Además de la colección clásica, Biblioteca Ayacucho lleva adelante su trabajo editorial con Claves de América, Expresión Americana, Documentos, Futuro, Paralelos y Ayacucho digital, en la que puede descargar cientos de tomos de forma gratuita (www.bibliotecayacucho.gob.ve).

En 1976 se publicó el primer volumen de Biblioteca Ayacucho, dedicado a la doctrina del Libertador Simón Bolívar. Y en 2015, en el marco de la Carta de Jamaica, el gran Libertador vuelve a Biblioteca Ayacucho, para conmemorar el bicentenario de uno de los textos fundamentales del pensamiento de Nuestra América.


¿Qué encuentra un lector en Biblioteca Ayacucho?
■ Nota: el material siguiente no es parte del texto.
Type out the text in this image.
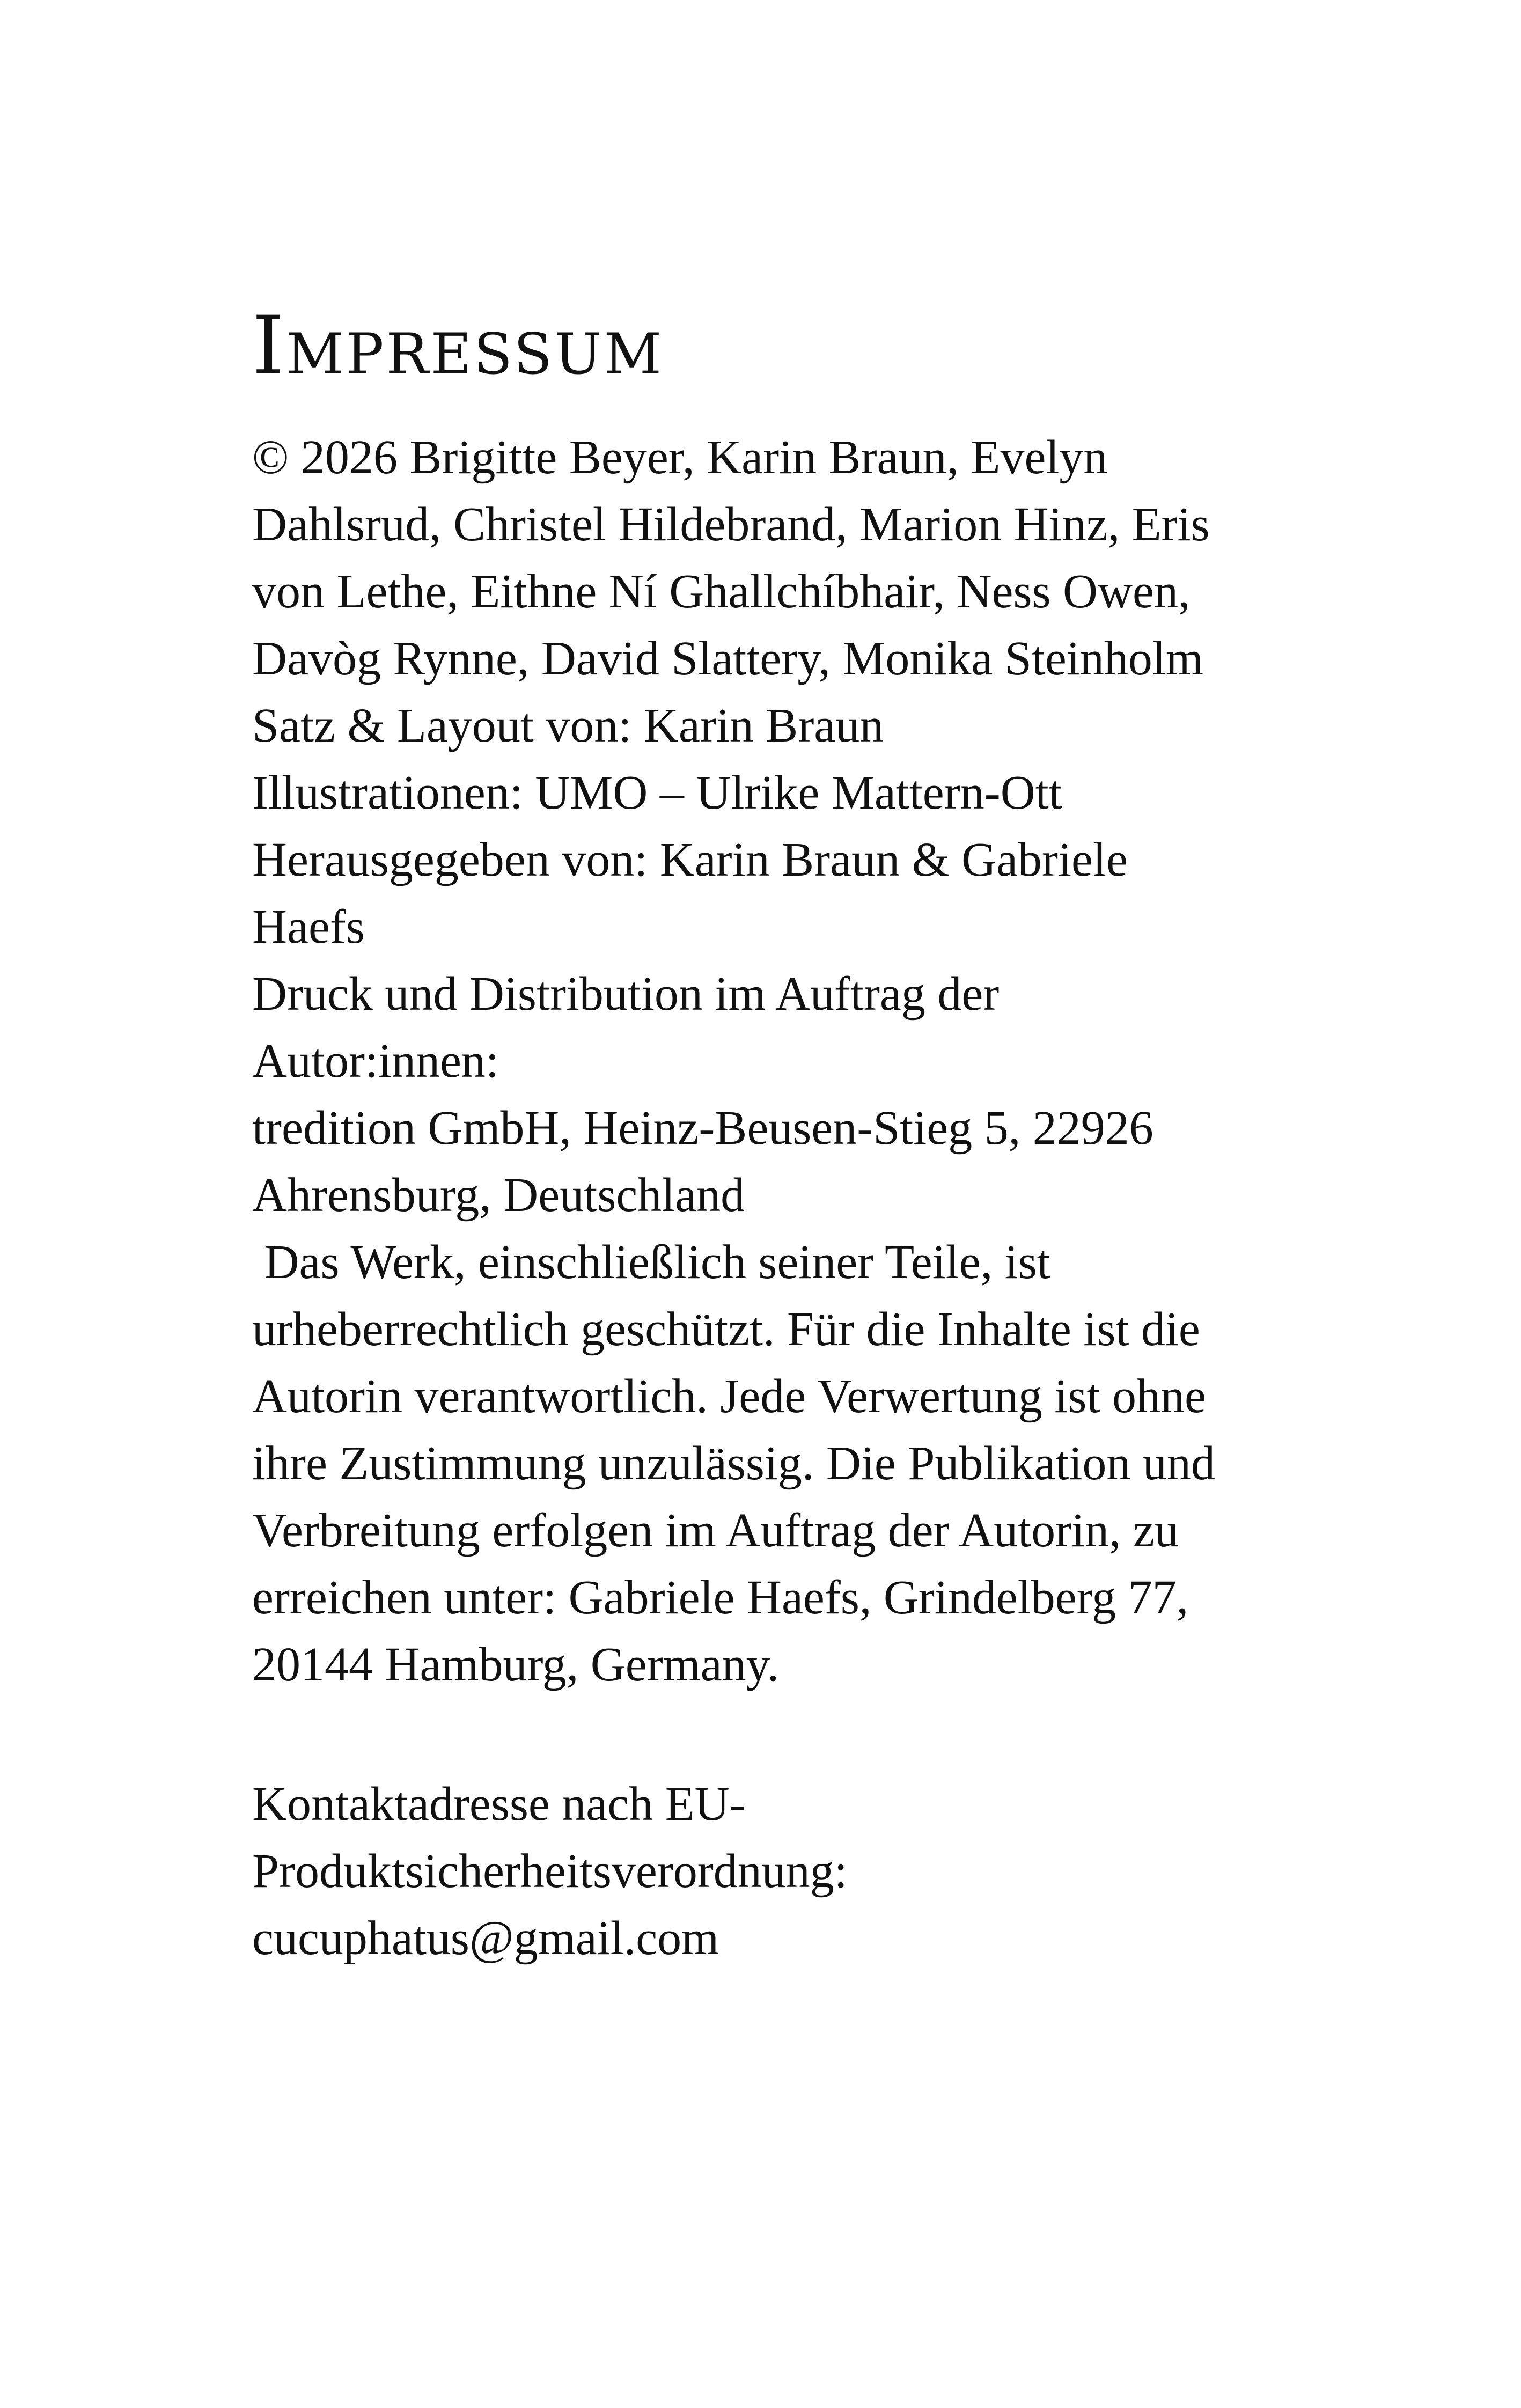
Impressum
© 2026 Brigitte Beyer, Karin Braun, Evelyn
Dahlsrud, Christel Hildebrand, Marion Hinz, Eris
von Lethe, Eithne Ní Ghallchíbhair, Ness Owen,
Davòg Rynne, David Slattery, Monika Steinholm
Satz & Layout von: Karin Braun
Illustrationen: UMO – Ulrike Mattern-Ott
Herausgegeben von: Karin Braun & Gabriele
Haefs
Druck und Distribution im Auftrag der
Autor:innen:
tredition GmbH, Heinz-Beusen-Stieg 5, 22926
Ahrensburg, Deutschland
Das Werk, einschließlich seiner Teile, ist
urheberrechtlich geschützt. Für die Inhalte ist die
Autorin verantwortlich. Jede Verwertung ist ohne
ihre Zustimmung unzulässig. Die Publikation und
Verbreitung erfolgen im Auftrag der Autorin, zu
erreichen unter: Gabriele Haefs, Grindelberg 77,
20144 Hamburg, Germany.
Kontaktadresse nach EU-
Produktsicherheitsverordnung:
cucuphatus@gmail.com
Francisco Ardiles, director ejecutivo de la editorial, señaló en el marco del aniversario de Biblioteca Ayacucho, que lo más importante que los lectores encontrarán en los libros que figuran en el catálogo de publicaciones es «el patrimonio cultural de las letras latinoamericanas, de aquello que fue escrito antes y después de la emancipación».
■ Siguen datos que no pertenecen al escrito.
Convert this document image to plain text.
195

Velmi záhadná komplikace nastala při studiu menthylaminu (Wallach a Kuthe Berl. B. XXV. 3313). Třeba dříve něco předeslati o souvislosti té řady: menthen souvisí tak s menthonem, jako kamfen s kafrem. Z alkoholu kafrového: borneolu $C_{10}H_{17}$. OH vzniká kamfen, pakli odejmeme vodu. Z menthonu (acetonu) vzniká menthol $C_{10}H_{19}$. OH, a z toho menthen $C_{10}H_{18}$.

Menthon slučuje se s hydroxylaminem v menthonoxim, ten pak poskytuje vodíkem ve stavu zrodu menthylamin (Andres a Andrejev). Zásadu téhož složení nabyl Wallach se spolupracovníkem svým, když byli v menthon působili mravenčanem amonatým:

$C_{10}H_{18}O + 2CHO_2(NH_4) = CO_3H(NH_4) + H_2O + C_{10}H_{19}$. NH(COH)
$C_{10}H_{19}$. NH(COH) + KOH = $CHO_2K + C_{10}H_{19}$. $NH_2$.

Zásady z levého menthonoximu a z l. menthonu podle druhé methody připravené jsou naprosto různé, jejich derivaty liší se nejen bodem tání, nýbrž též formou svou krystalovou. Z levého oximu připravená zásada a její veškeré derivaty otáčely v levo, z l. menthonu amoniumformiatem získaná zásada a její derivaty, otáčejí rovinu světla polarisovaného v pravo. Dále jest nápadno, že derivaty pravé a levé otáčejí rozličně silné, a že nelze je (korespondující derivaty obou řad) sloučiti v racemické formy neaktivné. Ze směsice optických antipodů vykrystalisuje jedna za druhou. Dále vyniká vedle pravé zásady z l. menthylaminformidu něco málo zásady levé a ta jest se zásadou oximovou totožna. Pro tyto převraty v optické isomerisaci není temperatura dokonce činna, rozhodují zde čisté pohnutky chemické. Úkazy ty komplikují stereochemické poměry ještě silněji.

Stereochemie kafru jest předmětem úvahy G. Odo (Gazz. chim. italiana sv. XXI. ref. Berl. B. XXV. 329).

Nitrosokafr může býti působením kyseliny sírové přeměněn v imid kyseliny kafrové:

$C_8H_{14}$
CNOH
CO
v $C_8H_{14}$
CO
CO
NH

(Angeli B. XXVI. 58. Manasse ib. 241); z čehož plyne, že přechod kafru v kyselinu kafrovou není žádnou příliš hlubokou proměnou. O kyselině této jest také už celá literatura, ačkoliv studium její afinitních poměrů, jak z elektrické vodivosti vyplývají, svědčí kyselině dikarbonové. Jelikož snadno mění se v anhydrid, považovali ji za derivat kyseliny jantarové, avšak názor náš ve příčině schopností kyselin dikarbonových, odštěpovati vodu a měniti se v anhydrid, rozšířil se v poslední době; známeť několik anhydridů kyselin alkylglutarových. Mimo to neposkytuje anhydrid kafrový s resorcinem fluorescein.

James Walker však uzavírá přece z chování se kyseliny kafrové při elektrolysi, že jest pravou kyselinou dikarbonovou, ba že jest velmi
El Gobierno Bolivariano ha hecho en estos 16 años de Revolución un sostenido esfuerzo por garantizarle al pueblo el acceso a los bienes culturales. Es en ese sentido, que en materia editorial se creó el Perro y La Rana, y se le dio impulso a editoriales existentes como Monte Ávila Editores y Biblioteca Ayacucho. Hoy, frente a un nuevo aniversario de esta última, Ardiles comentó que «hay una lista original de ese primer consejo editorial de Ayacucho, de Rama y esa élite intelectual latinoamericana, de 500 títulos fundamentales». Sin embargo, señaló que fueron Stefania Mosca y Humberto Mata, ambos directores de la institución del Ministerio del Poder Popular para la Cultura, quienes abrieron una brecha que permitió visibilizar parte de la obra de escritores venezolanos como Gustavo Pereira, Juan Calzadilla, Ramón Palomares y Ana Enriqueta Terán, que no estaban incluidos en la lista original de Rama.
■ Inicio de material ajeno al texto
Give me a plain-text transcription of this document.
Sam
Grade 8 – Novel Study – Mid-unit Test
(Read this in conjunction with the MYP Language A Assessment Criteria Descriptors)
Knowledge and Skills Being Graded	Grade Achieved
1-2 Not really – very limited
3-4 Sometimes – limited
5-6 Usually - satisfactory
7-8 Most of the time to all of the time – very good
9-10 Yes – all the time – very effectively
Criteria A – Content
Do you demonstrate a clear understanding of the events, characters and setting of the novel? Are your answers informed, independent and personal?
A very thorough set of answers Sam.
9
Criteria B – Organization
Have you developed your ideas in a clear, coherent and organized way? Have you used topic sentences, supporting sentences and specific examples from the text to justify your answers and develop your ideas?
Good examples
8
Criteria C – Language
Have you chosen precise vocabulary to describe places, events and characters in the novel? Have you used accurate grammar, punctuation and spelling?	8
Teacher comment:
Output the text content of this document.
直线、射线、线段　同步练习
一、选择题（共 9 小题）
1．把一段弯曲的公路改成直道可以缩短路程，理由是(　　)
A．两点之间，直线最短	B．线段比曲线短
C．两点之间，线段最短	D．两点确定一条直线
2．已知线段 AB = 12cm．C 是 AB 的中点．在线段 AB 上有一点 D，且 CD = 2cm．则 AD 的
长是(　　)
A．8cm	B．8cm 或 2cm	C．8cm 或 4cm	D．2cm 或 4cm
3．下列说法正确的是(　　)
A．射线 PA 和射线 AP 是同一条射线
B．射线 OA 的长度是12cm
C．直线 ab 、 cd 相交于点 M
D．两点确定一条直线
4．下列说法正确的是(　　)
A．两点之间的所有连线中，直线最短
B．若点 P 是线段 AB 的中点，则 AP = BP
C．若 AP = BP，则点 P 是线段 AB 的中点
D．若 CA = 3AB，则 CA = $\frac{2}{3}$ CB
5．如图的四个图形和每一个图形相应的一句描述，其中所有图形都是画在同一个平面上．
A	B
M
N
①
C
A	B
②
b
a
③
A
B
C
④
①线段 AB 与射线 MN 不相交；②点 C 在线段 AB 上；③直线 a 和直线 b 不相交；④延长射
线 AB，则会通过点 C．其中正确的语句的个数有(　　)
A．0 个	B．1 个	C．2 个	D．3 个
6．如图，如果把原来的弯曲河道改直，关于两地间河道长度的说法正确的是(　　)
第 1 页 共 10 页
«También notamos la ausencia de Ramón Díaz Sánchez, Salustio González Rincones y Ludovico Silva –señaló Francisco Ardiles- que son proyectos que se están realizando en este momento». Y en cuanto a escritores latinoamericanos contemplan incluir voces como las de Alejandra Pizarnik, Andrés Caicedo, José Ingenieros, Oswaldo Soriano, Rodolfo Walsh, Ernesto Cardenal y Roque Dalton, entre otros, aspirando así que la colección clásica se aproxime a los 600 títulos en los que las diversas voces de Nuestra América constaten la riqueza cultural e intelectual de esta región.



Ayacucho en el tiempo
«Para los próximos dos años –comentó el director ejecutivo de Biblioteca Ayacucho- tenemos en proyecto aproximadamente veinte títulos que están repartidos en las colecciones Clásica, Claves de Américas y Claves Políticas de América Latina». Agregó que precisamente en esta última el escritor Federico Ruiz Tirado trabaja junto a un grupo de intelectuales en un tomo dedicado al pensamiento de Hugo Chávez Frías. «Chávez es uno de los intelectuales primarios de América Latina, desde la oralidad y el discurso, llevó a cabo la construcción de un ideario político que removió las bases del continente», afirmó Ardiles.
El director ejecutivo de la editorial enfatizó que «el interés del presidente Nicolás Maduro y del ministro Reinaldo Iturriza, de quien hemos recibido mucho apoyo, es precisamente que lleguemos a los quinientos títulos, reimprimamos lo que está agotado de la Biblioteca Ayacucho e incorporemos a los que quedaron en la periferia. La meta es ambiciosa pero la lucha es larga».
Y es que 41 años no alcanzan para reunir en una sola biblioteca lo más y mejor de esta tierra que aún tiene tanto por decir, tanto por contar, por soñar y por pensar.